14 DAY TRIAL // Taking into consideration the fact that, lately, the level of online attacks has increased, it's only normal for every company to try and address as fast as possible any flaw spotted in one of its products. But what's to be done when a company refuses to do so, despite being warned of the danger represented by its security breaches?
Well, it looks like a possible answer to this question has been given by a security expert from Red Database Security, who has blasted Oracle's patching policy and released details about six security vulnerabilities, as a protest against the company's lack of interest for the subject, as reported by Tom Sanders for VNUNet.com.
According to the Red Database Web site, the flaws were first reported to Oracle nearly two years ago, but, as Alexander Kornbrustin, who has posted the security reports, says, "It seems that Oracle is not interested in fixing and providing patches for this issue. If you think you need a patch to protect your Oracle Application Server you should contact Oracle."
The flaws affect Oracle Forms and Oracle Reports that ship as part of Oracle 9i and 10g Application Servers and Developer Suites, and have been ranked by the security company Secunia as moderately critical. However, at least one of the flaws provides a way for hackers to take control of a system running the Oracle application.
Red Database claims to have sent Oracle a reminder about the flaws on April 15, threatening to publish the details if the flaws were not addressed as soon as possible.

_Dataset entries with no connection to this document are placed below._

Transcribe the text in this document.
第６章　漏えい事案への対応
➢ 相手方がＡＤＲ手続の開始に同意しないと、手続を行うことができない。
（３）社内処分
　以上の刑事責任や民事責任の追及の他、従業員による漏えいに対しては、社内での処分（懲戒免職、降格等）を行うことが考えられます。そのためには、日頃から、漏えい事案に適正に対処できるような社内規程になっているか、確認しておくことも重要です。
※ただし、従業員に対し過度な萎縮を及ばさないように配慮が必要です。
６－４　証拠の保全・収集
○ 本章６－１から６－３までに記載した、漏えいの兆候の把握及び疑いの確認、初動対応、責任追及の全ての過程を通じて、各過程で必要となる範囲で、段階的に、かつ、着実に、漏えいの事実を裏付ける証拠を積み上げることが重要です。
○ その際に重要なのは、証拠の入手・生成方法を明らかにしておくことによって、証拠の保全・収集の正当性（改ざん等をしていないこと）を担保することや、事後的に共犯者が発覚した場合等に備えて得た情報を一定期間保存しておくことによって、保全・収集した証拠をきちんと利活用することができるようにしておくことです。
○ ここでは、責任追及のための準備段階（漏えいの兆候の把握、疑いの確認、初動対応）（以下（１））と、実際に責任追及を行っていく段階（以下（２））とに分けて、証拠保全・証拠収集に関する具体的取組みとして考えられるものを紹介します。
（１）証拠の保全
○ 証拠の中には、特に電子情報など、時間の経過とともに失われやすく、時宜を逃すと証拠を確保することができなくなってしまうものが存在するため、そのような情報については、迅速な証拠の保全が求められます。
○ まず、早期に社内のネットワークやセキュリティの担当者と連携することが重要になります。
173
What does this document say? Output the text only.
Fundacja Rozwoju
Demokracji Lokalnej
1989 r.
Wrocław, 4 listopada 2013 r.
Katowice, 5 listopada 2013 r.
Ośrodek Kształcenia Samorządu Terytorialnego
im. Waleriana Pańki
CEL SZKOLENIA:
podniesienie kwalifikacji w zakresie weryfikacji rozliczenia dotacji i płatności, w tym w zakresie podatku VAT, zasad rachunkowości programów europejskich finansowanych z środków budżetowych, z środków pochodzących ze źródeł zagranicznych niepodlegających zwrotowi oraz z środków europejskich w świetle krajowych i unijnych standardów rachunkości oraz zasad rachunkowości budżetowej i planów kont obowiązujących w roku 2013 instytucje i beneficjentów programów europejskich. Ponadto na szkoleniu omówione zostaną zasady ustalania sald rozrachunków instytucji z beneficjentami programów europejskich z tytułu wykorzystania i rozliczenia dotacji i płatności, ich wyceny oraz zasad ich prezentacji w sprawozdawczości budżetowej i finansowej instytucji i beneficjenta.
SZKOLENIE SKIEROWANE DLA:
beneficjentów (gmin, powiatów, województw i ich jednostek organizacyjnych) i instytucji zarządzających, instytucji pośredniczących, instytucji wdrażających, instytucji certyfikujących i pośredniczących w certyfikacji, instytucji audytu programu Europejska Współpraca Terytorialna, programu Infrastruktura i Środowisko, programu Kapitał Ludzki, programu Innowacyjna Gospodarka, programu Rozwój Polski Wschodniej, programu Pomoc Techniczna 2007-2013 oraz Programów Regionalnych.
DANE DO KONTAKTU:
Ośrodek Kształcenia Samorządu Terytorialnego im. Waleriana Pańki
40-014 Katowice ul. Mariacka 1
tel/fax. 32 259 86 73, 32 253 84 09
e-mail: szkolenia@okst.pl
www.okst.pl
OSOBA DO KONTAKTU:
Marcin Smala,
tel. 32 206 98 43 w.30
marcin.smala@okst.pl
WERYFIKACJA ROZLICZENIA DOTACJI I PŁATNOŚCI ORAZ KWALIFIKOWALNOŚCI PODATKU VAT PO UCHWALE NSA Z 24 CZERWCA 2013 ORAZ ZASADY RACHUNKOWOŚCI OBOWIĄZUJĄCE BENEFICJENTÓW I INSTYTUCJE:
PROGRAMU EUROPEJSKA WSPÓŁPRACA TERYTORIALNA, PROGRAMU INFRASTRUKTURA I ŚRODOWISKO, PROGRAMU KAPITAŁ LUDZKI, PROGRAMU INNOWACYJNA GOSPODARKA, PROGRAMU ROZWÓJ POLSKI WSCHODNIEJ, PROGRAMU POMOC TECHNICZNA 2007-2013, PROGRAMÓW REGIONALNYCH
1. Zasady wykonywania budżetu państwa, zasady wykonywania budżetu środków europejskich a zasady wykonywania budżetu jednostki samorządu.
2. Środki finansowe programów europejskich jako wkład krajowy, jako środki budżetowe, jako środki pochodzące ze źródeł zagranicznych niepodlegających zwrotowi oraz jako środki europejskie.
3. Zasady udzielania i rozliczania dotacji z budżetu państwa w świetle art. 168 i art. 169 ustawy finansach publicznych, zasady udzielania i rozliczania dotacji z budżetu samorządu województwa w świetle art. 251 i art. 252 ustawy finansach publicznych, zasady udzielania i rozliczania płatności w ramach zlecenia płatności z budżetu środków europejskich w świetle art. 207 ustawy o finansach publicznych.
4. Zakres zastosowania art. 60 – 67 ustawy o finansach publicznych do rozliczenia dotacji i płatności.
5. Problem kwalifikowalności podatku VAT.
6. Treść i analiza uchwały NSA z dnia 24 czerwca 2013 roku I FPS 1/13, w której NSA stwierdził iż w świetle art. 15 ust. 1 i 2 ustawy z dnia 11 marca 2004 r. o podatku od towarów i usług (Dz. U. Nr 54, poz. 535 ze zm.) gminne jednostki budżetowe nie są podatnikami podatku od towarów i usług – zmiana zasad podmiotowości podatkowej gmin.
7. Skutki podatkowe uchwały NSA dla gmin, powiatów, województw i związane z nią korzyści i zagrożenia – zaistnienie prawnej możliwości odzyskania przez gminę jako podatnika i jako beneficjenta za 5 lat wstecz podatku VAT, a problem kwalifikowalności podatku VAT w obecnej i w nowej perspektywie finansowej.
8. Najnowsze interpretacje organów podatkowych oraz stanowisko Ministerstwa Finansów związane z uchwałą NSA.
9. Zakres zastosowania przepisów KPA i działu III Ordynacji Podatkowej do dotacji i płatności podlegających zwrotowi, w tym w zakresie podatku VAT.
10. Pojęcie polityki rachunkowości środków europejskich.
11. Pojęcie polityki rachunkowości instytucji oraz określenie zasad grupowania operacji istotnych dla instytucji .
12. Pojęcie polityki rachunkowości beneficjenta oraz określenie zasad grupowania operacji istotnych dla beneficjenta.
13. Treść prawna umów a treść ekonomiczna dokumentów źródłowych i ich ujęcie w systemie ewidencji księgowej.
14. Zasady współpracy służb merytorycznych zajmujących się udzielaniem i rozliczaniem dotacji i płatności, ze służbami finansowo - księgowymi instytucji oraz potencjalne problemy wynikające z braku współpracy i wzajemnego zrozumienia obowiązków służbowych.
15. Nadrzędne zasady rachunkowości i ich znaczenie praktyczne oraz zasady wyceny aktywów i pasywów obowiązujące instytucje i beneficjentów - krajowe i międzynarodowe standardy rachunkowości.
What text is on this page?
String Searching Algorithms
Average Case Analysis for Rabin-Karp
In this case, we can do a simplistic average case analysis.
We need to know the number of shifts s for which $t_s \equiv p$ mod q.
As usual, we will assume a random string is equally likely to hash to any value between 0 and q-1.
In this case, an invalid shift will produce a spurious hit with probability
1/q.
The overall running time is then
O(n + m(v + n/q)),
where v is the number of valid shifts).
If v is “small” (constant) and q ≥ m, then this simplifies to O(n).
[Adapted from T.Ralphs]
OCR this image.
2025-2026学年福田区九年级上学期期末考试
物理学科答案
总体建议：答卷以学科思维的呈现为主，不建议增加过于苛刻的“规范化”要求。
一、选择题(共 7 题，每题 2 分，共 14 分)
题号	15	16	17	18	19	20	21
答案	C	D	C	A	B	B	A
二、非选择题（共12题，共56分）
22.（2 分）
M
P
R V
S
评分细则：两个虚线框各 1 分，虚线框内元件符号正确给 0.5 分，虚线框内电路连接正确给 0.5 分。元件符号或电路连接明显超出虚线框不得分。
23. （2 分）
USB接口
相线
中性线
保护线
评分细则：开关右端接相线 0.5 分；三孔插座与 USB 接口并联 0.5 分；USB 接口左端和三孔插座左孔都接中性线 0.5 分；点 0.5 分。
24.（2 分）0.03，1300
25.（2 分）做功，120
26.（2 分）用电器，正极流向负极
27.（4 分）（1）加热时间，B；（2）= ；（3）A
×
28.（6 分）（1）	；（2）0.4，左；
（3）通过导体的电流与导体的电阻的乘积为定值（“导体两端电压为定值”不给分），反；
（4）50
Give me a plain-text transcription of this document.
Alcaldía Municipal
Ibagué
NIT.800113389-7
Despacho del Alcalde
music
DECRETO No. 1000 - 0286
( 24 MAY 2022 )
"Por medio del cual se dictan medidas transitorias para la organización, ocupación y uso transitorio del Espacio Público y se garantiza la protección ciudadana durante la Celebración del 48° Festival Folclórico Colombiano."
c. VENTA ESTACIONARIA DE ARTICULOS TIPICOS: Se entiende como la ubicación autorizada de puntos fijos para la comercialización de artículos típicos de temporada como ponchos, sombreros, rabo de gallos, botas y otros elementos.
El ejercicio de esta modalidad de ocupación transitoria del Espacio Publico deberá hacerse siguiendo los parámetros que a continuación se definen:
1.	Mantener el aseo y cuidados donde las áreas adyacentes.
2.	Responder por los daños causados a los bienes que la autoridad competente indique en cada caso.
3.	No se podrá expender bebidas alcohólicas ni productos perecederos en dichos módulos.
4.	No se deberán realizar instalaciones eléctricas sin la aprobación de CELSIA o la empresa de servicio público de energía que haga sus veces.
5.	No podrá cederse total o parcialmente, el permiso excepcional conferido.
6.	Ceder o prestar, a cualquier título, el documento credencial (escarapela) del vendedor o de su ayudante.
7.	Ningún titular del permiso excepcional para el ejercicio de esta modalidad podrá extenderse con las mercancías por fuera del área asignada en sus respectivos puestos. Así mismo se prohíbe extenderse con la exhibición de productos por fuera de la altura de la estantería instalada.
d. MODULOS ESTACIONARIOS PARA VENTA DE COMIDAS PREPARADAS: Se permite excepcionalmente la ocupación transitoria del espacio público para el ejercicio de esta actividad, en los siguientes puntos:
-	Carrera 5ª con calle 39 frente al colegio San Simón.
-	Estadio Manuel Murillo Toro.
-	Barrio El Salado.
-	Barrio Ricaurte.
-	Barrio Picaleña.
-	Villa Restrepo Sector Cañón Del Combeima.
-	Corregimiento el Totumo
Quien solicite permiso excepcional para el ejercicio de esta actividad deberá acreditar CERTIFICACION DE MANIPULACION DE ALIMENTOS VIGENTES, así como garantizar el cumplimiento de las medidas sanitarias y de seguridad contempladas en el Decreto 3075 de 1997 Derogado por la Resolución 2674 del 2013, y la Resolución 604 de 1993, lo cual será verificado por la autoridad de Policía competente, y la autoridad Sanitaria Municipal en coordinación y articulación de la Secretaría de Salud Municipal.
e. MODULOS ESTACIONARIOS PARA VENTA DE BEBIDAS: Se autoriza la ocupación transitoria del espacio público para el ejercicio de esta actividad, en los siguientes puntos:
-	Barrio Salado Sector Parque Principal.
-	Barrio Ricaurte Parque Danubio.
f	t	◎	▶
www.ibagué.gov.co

And seeing that the company's July patch update doesn't contain anything related to this problem, Kornbrust released details about the security holes out of frustration over Oracle's refusal to cooperate or at least to provide details about workarounds that mitigate the risk.
Unveiling the security holes challenges the database vendor's claim to making software that is 'unbreakable,' but as a nasty flipside the exposure could attract hackers to exploit the flaws.